The Omnitek Deep Learning Processing Unit (DPU) available now as a CNN will soon also be available as a Recurrent Neural Network (RNN) and a Multi-Layer Perceptions (MLP). In its highest performance implementation, the DPU features 12 CNN engines capable of churning out 20 TeraOps/s at better than 60% efficiency.
Discussing the merits of FPGAs for deep learning applications, Omnitek's CEO Roger Fawcett emphasized that while ASICs or fixed architectures are rapidly becoming obsolete in the fast evolving world of artificial intelligence, FPGAs provide the only platform to be rewired from one machine learning architecture to the next to achieve optimum efficiency at different tasks. A new bitstream is only what it takes for an FPGA to run a different neural network topology.

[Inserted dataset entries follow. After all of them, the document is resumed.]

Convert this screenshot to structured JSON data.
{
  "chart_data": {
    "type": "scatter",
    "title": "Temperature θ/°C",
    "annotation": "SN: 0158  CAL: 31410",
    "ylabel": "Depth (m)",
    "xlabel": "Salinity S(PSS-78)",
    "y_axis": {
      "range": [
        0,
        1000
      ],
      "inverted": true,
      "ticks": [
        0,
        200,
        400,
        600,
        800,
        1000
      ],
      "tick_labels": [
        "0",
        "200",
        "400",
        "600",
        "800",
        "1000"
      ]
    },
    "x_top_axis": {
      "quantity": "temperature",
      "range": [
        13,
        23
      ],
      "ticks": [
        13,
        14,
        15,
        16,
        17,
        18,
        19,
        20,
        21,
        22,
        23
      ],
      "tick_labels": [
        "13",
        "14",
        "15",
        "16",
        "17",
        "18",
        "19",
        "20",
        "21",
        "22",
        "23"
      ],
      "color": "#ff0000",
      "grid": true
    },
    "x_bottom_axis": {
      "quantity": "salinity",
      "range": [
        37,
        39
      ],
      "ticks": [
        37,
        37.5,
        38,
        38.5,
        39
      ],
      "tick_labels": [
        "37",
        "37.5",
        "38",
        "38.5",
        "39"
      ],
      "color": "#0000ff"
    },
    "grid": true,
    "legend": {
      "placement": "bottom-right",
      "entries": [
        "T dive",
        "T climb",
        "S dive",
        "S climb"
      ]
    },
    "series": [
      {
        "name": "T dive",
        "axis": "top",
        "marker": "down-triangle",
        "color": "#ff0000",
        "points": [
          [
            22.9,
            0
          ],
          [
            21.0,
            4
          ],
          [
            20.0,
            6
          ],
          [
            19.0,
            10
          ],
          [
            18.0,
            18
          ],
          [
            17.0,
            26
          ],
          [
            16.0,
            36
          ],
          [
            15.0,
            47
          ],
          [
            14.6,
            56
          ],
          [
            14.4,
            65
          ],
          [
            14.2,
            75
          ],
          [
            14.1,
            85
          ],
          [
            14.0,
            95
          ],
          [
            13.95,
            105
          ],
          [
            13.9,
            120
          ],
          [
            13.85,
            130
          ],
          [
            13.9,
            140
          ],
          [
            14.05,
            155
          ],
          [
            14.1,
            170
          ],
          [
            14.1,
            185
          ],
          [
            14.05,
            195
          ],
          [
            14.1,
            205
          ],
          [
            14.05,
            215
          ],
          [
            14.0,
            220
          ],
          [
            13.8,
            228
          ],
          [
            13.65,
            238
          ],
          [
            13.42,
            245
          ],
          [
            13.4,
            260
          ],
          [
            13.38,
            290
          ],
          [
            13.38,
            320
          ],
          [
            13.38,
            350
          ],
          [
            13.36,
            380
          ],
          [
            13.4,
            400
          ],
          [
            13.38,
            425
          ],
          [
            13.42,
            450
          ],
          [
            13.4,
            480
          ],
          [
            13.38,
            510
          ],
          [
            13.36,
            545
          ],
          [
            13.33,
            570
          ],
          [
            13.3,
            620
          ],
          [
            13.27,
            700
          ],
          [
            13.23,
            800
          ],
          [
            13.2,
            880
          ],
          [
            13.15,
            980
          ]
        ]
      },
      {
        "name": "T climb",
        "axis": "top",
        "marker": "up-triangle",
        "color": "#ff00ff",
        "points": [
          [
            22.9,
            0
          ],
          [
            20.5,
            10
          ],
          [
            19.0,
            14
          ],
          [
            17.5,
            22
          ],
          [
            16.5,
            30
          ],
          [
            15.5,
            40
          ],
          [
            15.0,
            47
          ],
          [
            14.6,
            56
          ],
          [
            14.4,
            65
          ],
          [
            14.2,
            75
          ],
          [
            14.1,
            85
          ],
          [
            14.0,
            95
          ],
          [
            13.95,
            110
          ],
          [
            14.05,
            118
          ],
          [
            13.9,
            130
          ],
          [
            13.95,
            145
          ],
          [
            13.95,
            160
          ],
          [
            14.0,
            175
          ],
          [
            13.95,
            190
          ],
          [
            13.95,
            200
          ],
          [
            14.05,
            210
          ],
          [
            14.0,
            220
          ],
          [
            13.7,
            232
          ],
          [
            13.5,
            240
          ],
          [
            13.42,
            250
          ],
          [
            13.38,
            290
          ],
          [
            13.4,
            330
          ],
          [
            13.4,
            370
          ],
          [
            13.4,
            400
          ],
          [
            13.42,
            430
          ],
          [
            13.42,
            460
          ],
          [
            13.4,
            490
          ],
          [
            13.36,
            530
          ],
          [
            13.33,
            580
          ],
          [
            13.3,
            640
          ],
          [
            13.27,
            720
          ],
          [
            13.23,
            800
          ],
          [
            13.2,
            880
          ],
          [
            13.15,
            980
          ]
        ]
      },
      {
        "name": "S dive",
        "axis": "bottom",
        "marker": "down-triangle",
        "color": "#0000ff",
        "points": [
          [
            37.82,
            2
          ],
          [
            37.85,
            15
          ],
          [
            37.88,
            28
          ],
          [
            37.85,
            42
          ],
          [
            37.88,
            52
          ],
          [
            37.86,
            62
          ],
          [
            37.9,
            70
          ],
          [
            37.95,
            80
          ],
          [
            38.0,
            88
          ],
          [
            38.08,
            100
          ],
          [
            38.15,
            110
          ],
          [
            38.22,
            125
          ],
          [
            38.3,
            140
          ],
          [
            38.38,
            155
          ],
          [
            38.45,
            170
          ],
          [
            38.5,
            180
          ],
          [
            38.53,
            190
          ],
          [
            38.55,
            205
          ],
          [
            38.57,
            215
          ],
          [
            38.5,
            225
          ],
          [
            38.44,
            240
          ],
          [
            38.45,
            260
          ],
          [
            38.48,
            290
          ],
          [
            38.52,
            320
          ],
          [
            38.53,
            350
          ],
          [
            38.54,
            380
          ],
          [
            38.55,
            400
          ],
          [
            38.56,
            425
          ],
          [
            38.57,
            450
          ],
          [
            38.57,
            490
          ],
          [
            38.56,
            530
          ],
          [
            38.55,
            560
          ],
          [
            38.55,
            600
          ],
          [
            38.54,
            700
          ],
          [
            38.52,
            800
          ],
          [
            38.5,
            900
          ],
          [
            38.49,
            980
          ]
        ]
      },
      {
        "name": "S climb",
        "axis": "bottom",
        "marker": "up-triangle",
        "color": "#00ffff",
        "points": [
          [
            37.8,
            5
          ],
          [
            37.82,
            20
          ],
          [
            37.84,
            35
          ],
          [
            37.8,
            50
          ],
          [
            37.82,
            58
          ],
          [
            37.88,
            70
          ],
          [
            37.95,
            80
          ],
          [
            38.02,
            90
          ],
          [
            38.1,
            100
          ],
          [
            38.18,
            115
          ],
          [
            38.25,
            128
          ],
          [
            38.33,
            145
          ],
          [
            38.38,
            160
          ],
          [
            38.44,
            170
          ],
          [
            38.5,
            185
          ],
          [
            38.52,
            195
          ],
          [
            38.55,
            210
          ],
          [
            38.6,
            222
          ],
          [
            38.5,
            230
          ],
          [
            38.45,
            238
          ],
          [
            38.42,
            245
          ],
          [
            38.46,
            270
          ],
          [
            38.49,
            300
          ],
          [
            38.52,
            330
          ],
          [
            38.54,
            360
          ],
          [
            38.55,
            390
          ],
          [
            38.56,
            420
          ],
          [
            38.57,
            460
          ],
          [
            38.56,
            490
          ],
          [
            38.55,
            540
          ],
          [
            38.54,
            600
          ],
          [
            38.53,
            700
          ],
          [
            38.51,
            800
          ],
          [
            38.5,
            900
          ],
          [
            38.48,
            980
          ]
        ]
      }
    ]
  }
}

The CEO took Google's Tensor Processing Units (TPUs) as an example, which were reworked on a 2nd and a 3rd ASIC spin. Even then, when tasked with different workloads, the TPUs' efficiency can drop dramatically to only a few percent of its specified peak TeraOps/s figure. What's more the 3rd TPU version requires water cooling.
Demonstrated as a GoogLeNet Inception-v1 CNN, using 8-bit integer resolution, the Omnitek DPU achieves 16.8 TOPS performance and is able to inference at over 5,300 images per second on a Xilinx Virtex UltraScale+ XCVU9P-3 FPGA. This makes it highly suited to object detection and video processing applications at the Edge and in the Cloud, such as intelligent super resolution 8K upscaling for which performance is most important.
The maximum number of engines on Omnitek's DPU was chosen as a perfect match to Xilinx' Virtex UltraScale+ XCVU9P and its 12,000 MACS and over 6000 DSP slices. Because the engines are all identical and run in parallel, power efficiency is determined by the number of engines put together. Smaller FPGAs could accommodate 4 engines or less.